Power and Sample Size for Hypothesis Tests

José Padilla | 12 October, 2017

Topics: Hypothesis Testing, Minitab Statistical Software, Articles, Power and Sample Size

In hypothesis testing, we use data from a sample to draw conclusions about a population. First, we make an assumption called the null hypothesis (denoted by H0). As soon as you make a null hypothesis, you also define an alternative hypothesis (Ha), which is the opposite of the null. Sample data will be used to determine whether H0 can be rejected. If it is rejected, the statistical conclusion is that the alternative hypothesis Ha is true.
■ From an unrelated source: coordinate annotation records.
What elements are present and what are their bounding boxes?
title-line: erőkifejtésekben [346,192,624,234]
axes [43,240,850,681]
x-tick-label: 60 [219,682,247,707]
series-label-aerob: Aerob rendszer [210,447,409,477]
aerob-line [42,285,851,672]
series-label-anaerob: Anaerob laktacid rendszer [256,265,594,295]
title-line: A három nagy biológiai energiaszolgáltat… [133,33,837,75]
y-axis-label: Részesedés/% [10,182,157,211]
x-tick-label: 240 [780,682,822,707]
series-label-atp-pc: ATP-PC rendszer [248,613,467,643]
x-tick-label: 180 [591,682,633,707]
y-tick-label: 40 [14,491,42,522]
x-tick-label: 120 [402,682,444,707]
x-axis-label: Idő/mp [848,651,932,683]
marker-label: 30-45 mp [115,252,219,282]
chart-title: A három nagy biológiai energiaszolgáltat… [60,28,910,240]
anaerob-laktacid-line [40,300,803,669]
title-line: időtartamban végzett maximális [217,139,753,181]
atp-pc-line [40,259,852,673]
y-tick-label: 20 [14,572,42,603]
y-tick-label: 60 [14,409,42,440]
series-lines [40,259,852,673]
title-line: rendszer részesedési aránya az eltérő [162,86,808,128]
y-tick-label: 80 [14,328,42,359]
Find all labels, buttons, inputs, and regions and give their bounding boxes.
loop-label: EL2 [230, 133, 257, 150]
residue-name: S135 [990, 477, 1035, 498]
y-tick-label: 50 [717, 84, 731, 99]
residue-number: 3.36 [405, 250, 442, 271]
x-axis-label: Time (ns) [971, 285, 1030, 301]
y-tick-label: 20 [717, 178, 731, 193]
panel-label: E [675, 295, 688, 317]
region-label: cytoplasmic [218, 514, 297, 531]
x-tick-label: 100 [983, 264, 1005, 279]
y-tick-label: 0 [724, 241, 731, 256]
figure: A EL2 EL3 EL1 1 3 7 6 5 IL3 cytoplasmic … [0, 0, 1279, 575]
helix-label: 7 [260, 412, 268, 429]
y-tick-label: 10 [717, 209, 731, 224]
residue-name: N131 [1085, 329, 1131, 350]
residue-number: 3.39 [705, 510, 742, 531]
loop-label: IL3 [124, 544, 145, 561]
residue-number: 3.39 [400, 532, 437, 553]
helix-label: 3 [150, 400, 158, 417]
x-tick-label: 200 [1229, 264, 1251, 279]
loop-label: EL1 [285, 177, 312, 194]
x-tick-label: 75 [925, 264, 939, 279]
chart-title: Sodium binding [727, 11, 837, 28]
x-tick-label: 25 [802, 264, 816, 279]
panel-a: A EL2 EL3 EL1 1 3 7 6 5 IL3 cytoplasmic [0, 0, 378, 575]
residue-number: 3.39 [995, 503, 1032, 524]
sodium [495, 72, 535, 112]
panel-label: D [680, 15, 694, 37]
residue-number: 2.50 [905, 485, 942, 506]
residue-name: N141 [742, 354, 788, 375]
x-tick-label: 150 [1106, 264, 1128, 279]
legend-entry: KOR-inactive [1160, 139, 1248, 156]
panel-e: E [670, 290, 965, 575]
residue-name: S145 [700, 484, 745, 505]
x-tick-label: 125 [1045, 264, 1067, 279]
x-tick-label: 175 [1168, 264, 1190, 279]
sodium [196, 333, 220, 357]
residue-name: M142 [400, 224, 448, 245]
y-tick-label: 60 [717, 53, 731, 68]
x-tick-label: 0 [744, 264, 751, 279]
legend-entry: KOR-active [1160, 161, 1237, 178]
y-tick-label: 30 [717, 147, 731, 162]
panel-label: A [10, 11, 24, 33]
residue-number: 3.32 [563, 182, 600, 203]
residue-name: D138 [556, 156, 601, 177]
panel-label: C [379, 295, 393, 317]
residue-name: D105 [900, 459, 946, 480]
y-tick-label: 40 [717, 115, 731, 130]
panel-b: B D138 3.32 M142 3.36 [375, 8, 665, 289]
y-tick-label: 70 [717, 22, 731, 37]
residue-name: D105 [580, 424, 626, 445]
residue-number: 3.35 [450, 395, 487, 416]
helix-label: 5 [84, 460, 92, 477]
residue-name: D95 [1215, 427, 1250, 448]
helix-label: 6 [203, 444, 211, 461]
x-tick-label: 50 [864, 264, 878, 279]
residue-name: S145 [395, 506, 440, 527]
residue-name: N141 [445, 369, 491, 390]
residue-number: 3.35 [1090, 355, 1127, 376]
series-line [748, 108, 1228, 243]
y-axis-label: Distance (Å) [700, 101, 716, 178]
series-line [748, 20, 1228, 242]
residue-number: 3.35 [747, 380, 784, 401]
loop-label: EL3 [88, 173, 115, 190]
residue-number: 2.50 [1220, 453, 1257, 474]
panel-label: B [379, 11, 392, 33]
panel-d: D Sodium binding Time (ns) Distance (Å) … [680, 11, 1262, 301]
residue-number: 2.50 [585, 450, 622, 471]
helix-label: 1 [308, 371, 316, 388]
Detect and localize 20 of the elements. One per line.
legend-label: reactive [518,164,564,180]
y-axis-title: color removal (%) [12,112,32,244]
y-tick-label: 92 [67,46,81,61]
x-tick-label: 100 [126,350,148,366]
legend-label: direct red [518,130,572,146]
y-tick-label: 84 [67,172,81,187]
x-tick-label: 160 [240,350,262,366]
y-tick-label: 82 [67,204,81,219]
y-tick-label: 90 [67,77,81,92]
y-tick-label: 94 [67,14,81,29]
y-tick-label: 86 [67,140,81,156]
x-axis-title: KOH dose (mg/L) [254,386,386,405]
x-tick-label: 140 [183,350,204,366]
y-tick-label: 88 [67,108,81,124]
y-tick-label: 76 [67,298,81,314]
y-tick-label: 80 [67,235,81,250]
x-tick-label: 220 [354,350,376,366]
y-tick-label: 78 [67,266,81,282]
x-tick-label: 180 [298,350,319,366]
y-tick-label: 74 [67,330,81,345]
Keep in Mind the Power of the Test, or the Probability of Rejecting the Null Hypothesis When the Null Is Not True

It could be interpreted as the “ability of the test to reject the null when it is supposed to be rejected”. If the null is not true, it makes sense to have high probability to reject the null hypothesis. Power is related to the Type 2 error (power = 1 -Type 2 error), see the table below. The Type 2 error is the probability of not rejecting the null when the alternative is true. So, guaranteeing a high enough power guarantees a low or “acceptable” Type 2 error. A popular way to ensure the test has enough power is by collecting enough data because the calculation of power depends on the sample size, among other things. The larger the sample size, the higher the power. On the other hand, not collecting enough data will yield low power and a high type 2 error.

 

Truth

Decision of Hypothesis Test

H0 is True

Ha is True

Reject H0

Type 1 Error, α

Power (1-β)

Fail to Reject H0

Correct

Type 2 Error, β

It is important to find an appropriate sample size. Clearly, not collecting enough data leads to a higher Type 2 error. However, collecting “too much” data can increase the Type 1 error because the test will have high power. As a result, the test might detect a very small difference from the hypothesized value, even though that difference may not be of any practical significance, especially in relation to the cost of sampling. The calculation of the power of a test should be based on practical significance.

 

Minitab Statistical Software Has Functionality for Calculating the Power for Many Different Statistical Tests

In the following example, an analyst does a power and sample size analysis in Minitab for the 1 proportion test and the 1 sample t test.

Sample size for 1 proportion test

Consider a manufacturing process that classifies products as good or bad is operating with 1% defective. If the percent of defectives increases to 3%, this will have serious cost implications to the organization. They are required to determine an appropriate sample size such that: the type I error rate will be 0.05, and for the test to have a power of 0.80 to detect an increase in the defectives from 1% to 3% or above.

Because the analyst is interested in studying the percent defective, they will use a 1 proportion test. The null and alternative hypotheses are:

Ho: P = 0.01

Ha: P > 0.01

where P is the true proportion defective.

To find out how many data points are needed to achieve a power of at least .8, the analyst does a power and sample size analysis for a 1 proportion test in Minitab.

power-sample-size-hypothesis-tests-1

Sample Size for 1 sample t test

Classifying a product as good or bad is simple but suffers from information loss. Consider good as anything between 5 and 10. Suppose we have 2 units measured as 4.9 and 10.01 and thus classified as bad. Suppose we have another 2 units measured as 2.3 and 14.1 and thus classified as bad. Notice if simply say good and bad, these two scenarios are the same. Thus, if measuring a product quality characteristic is possible and practical, then the analyst should record the actual value of the quality characteristic and use the data as it is recorded – no need to convert to good and bad. A 1 sample t test can be used to test whether the mean of the population is on target. If the average from the sample data is close to a “target”, then the process is probably doing well. But if the average is not close to the target, defective products could be produced.

For example, assume that the product characteristic is the diameter of a hole with a specific target. Instead of inspecting 236 products to determine if the hole meets specifications, the analyst could measure the diameter of the hole on each product and compare the average to the target using a 1 sample t test.

To find out how many data points are needed to detect a one sigma shift in the process mean with at least 80% power, the analyst does a power and sample size analysis for a 1 sample t test in Minitab.

power-sample-size-hypothesis-tests-2

The calculated sample size is only 10. This means that if the analyst wants to determine if the average deviates from the target by more than 1 sigma, they need to inspect 10 units for the 1 sample t test to have at least 80% power.

Why such a big difference?

Hypothesis tests for attribute data requires a large sample size due to fact that no detailed information is captured when collecting the data. On the other hand, hypothesis tests for continuous data require a smaller sample size because the detailed information about the product is captured and used. This concept applies to more than just power. Attribute data require larger sample sizes for confidence intervals, attribute agreement analysis, control charts, and capability analysis.

In conclusion, it is important to conduct a hypothesis test with enough power to give a reasonable chance to detect a difference. Power is directly related to the sample size. Minitab has functionality for calculating power for many different hypothesis tests including design of experiment.